SAN FRANCISCO — Oracle CEO Larry Ellison doesn’t pass up an opportunity to put down software rival Salesforce.com, especially at his company’s OpenWorld conference here Oct. 1 to 4. However, it looks like Oracle borrowed some ideas from its main software as a service competitor in building a new partner ecosystem.
At the conference, Oracle announced that more than 100 independent software vendors (ISVs) can sell their applications for use within the Oracle Sales and Marketing Cloud Service. The business model resembles Salesforce’s AppExchange where third-party software vendors can sell their apps integrated with Salesforce apps on its software as a service platform.
“I think it’s about chasing Salesforce and its AppExchange model,” said Rob Vandenberg, president and CEO of Lingotek, a language translation provider and one of the 100 new Oracle ISV partners.
Vandenberg applauds Oracle for the fact that it “has found religion … has acquiesced and is moving to the cloud, which all of their customers want.”
Like other legacy on-premise enterprise software vendors, Oracle resisted the move to cloud-delivered software as epitomized by the Salesforce business model, but has now embraced cloud computing and promoted a broad suite of enterprise apps available in its cloud portfolio.
But Oracle has gone further to match Salesforce in creating a rich partner ecosystem to support vendors like Lingotek. It is not how Oracle has operated in the past.
“[Oracle’s approach] was ‘follow the big shark around—Oracle—and you can take some scraps if you want.’ Now it’s much more inclusive,” Vandenberg said.
A partner program is inclusive by necessity, he continued, because of the nature of cloud delivered software. The one major knock against software as a service (SaaS) as provided by companies like Salesforce is that it is a single software application, such as customer relationship management (CRM) software, for instance, designed one way and accessed online by many. With SaaS, customers are unable to customize the software for their specific needs, their industry, their business model, or to give themselves an edge over competitors.
Creating a partner ecosystem as Salesforce, and now Oracle, have done enables that customization, said Vandenberg.
“Salesforce pioneered the ability to deliver a core application, in Salesforce’s case CRM, and allow for customization via third-party apps,” he said.
Lingotek delivers online content translation three ways, he said. It offers machine-based translation similar to services such as Google Translate and Microsoft Translator, but also professional translation services for situations where the translation must be accurate for documents such as contracts, or customer support Website pages where an error could prevent a customer from accurately fixing a problem with a product.
The third type adopts a crowd-sourcing model where contributors from all over the world can contribute to a translation because they recognize subtle nuances or colloquialisms in one language that may not be easily translated to another.

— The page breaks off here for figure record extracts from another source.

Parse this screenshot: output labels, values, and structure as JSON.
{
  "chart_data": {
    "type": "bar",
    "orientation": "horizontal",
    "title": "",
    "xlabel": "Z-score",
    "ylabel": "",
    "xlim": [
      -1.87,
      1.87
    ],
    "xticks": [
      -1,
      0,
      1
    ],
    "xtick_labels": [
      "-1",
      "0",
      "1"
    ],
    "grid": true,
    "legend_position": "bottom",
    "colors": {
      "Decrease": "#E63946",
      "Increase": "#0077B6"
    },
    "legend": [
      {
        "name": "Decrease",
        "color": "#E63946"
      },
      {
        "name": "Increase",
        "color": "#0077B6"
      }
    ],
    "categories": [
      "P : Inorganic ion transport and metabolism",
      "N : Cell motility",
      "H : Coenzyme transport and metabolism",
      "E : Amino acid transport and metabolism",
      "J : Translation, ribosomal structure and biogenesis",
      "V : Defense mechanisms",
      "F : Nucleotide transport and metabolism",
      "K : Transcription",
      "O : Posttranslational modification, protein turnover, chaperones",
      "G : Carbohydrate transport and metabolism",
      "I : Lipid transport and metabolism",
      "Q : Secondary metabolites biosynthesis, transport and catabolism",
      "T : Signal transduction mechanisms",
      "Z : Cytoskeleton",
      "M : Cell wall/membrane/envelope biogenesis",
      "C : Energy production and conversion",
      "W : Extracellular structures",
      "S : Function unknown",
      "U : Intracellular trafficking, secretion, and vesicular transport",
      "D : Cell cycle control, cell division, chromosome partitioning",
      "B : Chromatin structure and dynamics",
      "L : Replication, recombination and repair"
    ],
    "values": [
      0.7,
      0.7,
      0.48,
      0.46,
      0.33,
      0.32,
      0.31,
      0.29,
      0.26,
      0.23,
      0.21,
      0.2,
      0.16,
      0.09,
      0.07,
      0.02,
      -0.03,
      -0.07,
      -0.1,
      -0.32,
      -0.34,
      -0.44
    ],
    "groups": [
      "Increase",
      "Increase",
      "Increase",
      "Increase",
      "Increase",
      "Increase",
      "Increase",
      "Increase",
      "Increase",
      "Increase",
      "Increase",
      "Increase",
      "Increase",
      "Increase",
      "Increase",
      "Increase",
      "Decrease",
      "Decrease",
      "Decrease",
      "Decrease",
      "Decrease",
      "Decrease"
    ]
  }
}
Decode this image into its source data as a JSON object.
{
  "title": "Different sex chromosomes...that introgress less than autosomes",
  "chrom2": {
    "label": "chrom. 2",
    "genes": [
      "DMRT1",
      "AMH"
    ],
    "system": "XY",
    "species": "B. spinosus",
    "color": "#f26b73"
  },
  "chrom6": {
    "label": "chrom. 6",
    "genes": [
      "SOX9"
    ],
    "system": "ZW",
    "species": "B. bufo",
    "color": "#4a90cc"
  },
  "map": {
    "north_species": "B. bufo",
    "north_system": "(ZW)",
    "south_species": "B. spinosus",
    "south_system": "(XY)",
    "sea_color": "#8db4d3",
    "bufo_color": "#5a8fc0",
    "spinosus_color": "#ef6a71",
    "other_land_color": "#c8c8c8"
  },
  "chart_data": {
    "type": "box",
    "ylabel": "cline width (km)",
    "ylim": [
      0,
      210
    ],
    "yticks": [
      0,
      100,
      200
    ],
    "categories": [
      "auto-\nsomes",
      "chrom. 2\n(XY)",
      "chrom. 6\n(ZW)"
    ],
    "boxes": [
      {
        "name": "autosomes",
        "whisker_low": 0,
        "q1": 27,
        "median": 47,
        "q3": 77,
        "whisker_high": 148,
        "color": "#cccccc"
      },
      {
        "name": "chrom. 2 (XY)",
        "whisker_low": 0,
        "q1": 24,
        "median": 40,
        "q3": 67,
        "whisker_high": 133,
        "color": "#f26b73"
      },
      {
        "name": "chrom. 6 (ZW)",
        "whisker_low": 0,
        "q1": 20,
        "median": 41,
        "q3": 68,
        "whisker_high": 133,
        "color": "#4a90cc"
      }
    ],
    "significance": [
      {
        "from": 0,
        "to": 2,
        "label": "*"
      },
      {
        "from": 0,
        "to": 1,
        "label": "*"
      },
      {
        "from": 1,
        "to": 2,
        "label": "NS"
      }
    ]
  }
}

Being a part of Oracle’s partner program gives Lingotek an opportunity to sell to Oracle’s customers, many of which are global and in need of translation services. Lingotek, for instance, can be integrated into an Oracle customer’s content management system, Vandenberg said. As the economy becomes increasingly global, translation services become business-critical.
“You’re actually having conversations about real business issues,” said Vandenberg. “The ability to communicate across languages is really critical when you have multinational corporations doing business across languages.”
Ellison didn’t disappoint when the opportunity arose to compare Oracle with Salesforce. In discussing a wide array of enterprise apps available in the cloud from Oracle, he noted that customers can move their apps from the Oracle public cloud to an Oracle-created private cloud or to an on-premise installation as they choose.
“We’re the only cloud application company that gives you a choice of deployment,” Ellison said. “If you run Salesforce.com, it runs in one place on the planet Earth and that’s in the Salesforce public cloud.”
Ellison also touted as an industry first the fact that Oracle is introducing a Social Relationship Management Platform that delivers social media capabilities to an enterprise, not as a separate application, but as a platform, meaning that the whole range of Oracle business apps will have some social capabilities included.